La voiture, un moyen de transport indispensable pour les Franciliens

Énorme écart entre Paris intra-muros et le reste de la région

Un Francilien sur deux utilise quotidiennement son véhicule, faute d'alternative. 37 % d'entre eux déplorent un temps de trajet nettement plus long s'ils prennent les transports en commun, tandis que 35 % mentionnent des horaires qui ne répondent pas à leurs attentes. Parmi les plus affectés, 54 % résident dans de petites agglomérations de 2?000 à 20?000 habitants.

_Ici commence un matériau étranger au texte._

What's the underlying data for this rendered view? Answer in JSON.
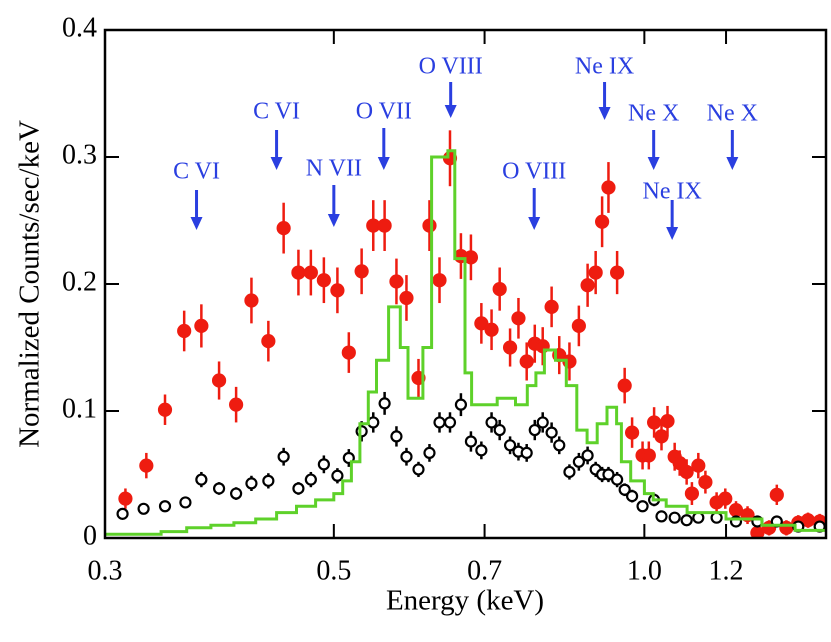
{
  "chart_data": {
    "type": "scatter",
    "xlabel": "Energy (keV)",
    "ylabel": "Normalized Counts/sec/keV",
    "xscale": "log",
    "xlim": [
      0.3,
      1.5
    ],
    "ylim": [
      0,
      0.4
    ],
    "xticks": [
      0.3,
      0.5,
      0.7,
      {
        "value": 1,
        "label": "1.0"
      },
      1.2
    ],
    "yticks": [
      0,
      0.1,
      0.2,
      0.3,
      0.4
    ],
    "series": [
      {
        "color": "#ee1c10",
        "marker": "filled",
        "x": [
          0.314,
          0.329,
          0.343,
          0.358,
          0.372,
          0.387,
          0.402,
          0.416,
          0.432,
          0.447,
          0.462,
          0.475,
          0.489,
          0.504,
          0.517,
          0.532,
          0.546,
          0.56,
          0.575,
          0.588,
          0.604,
          0.619,
          0.633,
          0.648,
          0.664,
          0.679,
          0.695,
          0.711,
          0.724,
          0.741,
          0.755,
          0.769,
          0.783,
          0.797,
          0.813,
          0.827,
          0.846,
          0.864,
          0.881,
          0.897,
          0.91,
          0.923,
          0.941,
          0.957,
          0.973,
          0.996,
          1.01,
          1.022,
          1.039,
          1.053,
          1.07,
          1.082,
          1.099,
          1.112,
          1.128,
          1.146,
          1.175,
          1.198,
          1.227,
          1.259,
          1.287,
          1.321,
          1.344,
          1.373,
          1.41,
          1.441,
          1.479
        ],
        "values": [
          0.031,
          0.057,
          0.101,
          0.163,
          0.167,
          0.124,
          0.105,
          0.187,
          0.155,
          0.244,
          0.209,
          0.209,
          0.203,
          0.195,
          0.146,
          0.21,
          0.246,
          0.246,
          0.202,
          0.189,
          0.126,
          0.246,
          0.203,
          0.299,
          0.222,
          0.221,
          0.169,
          0.164,
          0.196,
          0.15,
          0.173,
          0.139,
          0.153,
          0.151,
          0.182,
          0.144,
          0.139,
          0.167,
          0.199,
          0.209,
          0.249,
          0.276,
          0.209,
          0.12,
          0.083,
          0.065,
          0.065,
          0.091,
          0.08,
          0.092,
          0.064,
          0.059,
          0.052,
          0.035,
          0.057,
          0.044,
          0.028,
          0.031,
          0.022,
          0.018,
          0.004,
          0.008,
          0.034,
          0.008,
          0.012,
          0.014,
          0.013
        ],
        "errors": [
          0.008,
          0.01,
          0.012,
          0.016,
          0.017,
          0.015,
          0.014,
          0.018,
          0.016,
          0.02,
          0.018,
          0.018,
          0.018,
          0.018,
          0.016,
          0.018,
          0.02,
          0.02,
          0.018,
          0.018,
          0.015,
          0.02,
          0.018,
          0.022,
          0.018,
          0.018,
          0.016,
          0.016,
          0.017,
          0.015,
          0.016,
          0.015,
          0.015,
          0.015,
          0.016,
          0.015,
          0.015,
          0.016,
          0.017,
          0.017,
          0.02,
          0.02,
          0.017,
          0.014,
          0.012,
          0.011,
          0.011,
          0.012,
          0.011,
          0.012,
          0.011,
          0.01,
          0.01,
          0.009,
          0.01,
          0.009,
          0.008,
          0.008,
          0.007,
          0.007,
          0.006,
          0.006,
          0.008,
          0.006,
          0.006,
          0.006,
          0.006
        ]
      },
      {
        "color": "#000000",
        "marker": "open",
        "x": [
          0.312,
          0.327,
          0.343,
          0.359,
          0.372,
          0.387,
          0.402,
          0.416,
          0.432,
          0.447,
          0.462,
          0.475,
          0.489,
          0.504,
          0.517,
          0.532,
          0.546,
          0.56,
          0.575,
          0.588,
          0.604,
          0.619,
          0.633,
          0.648,
          0.664,
          0.679,
          0.695,
          0.711,
          0.724,
          0.741,
          0.755,
          0.769,
          0.783,
          0.797,
          0.813,
          0.827,
          0.846,
          0.864,
          0.881,
          0.897,
          0.91,
          0.923,
          0.941,
          0.957,
          0.973,
          0.996,
          1.022,
          1.039,
          1.07,
          1.099,
          1.128,
          1.175,
          1.227,
          1.287,
          1.344,
          1.41,
          1.479
        ],
        "values": [
          0.019,
          0.023,
          0.025,
          0.028,
          0.046,
          0.039,
          0.035,
          0.043,
          0.045,
          0.064,
          0.039,
          0.046,
          0.058,
          0.049,
          0.063,
          0.084,
          0.091,
          0.106,
          0.08,
          0.064,
          0.054,
          0.067,
          0.091,
          0.091,
          0.105,
          0.076,
          0.069,
          0.091,
          0.085,
          0.073,
          0.068,
          0.067,
          0.085,
          0.091,
          0.083,
          0.073,
          0.052,
          0.06,
          0.065,
          0.054,
          0.05,
          0.05,
          0.046,
          0.038,
          0.033,
          0.025,
          0.03,
          0.017,
          0.016,
          0.014,
          0.016,
          0.016,
          0.013,
          0.013,
          0.013,
          0.009,
          0.009
        ],
        "errors": [
          0.004,
          0.004,
          0.004,
          0.004,
          0.006,
          0.005,
          0.005,
          0.006,
          0.006,
          0.007,
          0.005,
          0.006,
          0.007,
          0.006,
          0.007,
          0.008,
          0.008,
          0.009,
          0.008,
          0.007,
          0.006,
          0.007,
          0.008,
          0.008,
          0.009,
          0.008,
          0.007,
          0.008,
          0.008,
          0.007,
          0.007,
          0.007,
          0.008,
          0.008,
          0.008,
          0.007,
          0.006,
          0.007,
          0.007,
          0.006,
          0.006,
          0.006,
          0.006,
          0.005,
          0.005,
          0.004,
          0.005,
          0.004,
          0.004,
          0.004,
          0.004,
          0.004,
          0.004,
          0.004,
          0.004,
          0.003,
          0.003
        ]
      },
      {
        "color": "#5ed12a",
        "marker": "step",
        "x": [
          0.3,
          0.34,
          0.36,
          0.38,
          0.4,
          0.42,
          0.44,
          0.46,
          0.48,
          0.5,
          0.51,
          0.52,
          0.53,
          0.54,
          0.55,
          0.565,
          0.58,
          0.59,
          0.61,
          0.622,
          0.645,
          0.655,
          0.67,
          0.68,
          0.69,
          0.72,
          0.75,
          0.77,
          0.785,
          0.8,
          0.82,
          0.84,
          0.86,
          0.88,
          0.9,
          0.92,
          0.94,
          0.95,
          0.97,
          1.0,
          1.02,
          1.05,
          1.1,
          1.2,
          1.3,
          1.4
        ],
        "values": [
          0.003,
          0.005,
          0.008,
          0.01,
          0.012,
          0.015,
          0.02,
          0.025,
          0.03,
          0.035,
          0.045,
          0.06,
          0.09,
          0.115,
          0.14,
          0.182,
          0.15,
          0.11,
          0.15,
          0.3,
          0.305,
          0.22,
          0.13,
          0.105,
          0.105,
          0.11,
          0.105,
          0.12,
          0.13,
          0.148,
          0.14,
          0.12,
          0.085,
          0.075,
          0.09,
          0.103,
          0.09,
          0.06,
          0.045,
          0.035,
          0.03,
          0.025,
          0.02,
          0.015,
          0.01,
          0.006
        ]
      }
    ],
    "annotations": [
      {
        "text": "C VI",
        "x": 0.368
      },
      {
        "text": "C VI",
        "x": 0.44
      },
      {
        "text": "N VII",
        "x": 0.5
      },
      {
        "text": "O VII",
        "x": 0.559
      },
      {
        "text": "O VIII",
        "x": 0.649
      },
      {
        "text": "O VIII",
        "x": 0.782
      },
      {
        "text": "Ne IX",
        "x": 0.915
      },
      {
        "text": "Ne X",
        "x": 1.021
      },
      {
        "text": "Ne X",
        "x": 1.217
      },
      {
        "text": "Ne IX",
        "x": 1.064
      }
    ]
  }
}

À l'inverse, au cœur de la capitale, la palette d'options de mobilité est large, entre le métro, le bus, les taxis, les VTC, les vélos ou encore les scooters. Malheureusement, au-delà du boulevard périphérique, le choix se réduit comme peau de chagrin. D'après Guillaume Paoli, cofondateur du site AramisAuto, « même en petite couronne, seule la voiture permet aux personnes de se déplacer au gré de leurs besoins ».


Cette situation a un impact considérable sur leurs finances, le budget voiture s'alourdissant chaque année, notamment avec la hausse des prix du carburant et des dépenses de réparation (pièces détachées plus chères, présence des nouvelles technologies…) et une nouvelle majoration de 2 % à 3 % attendue cette année pour l'assurance automobile.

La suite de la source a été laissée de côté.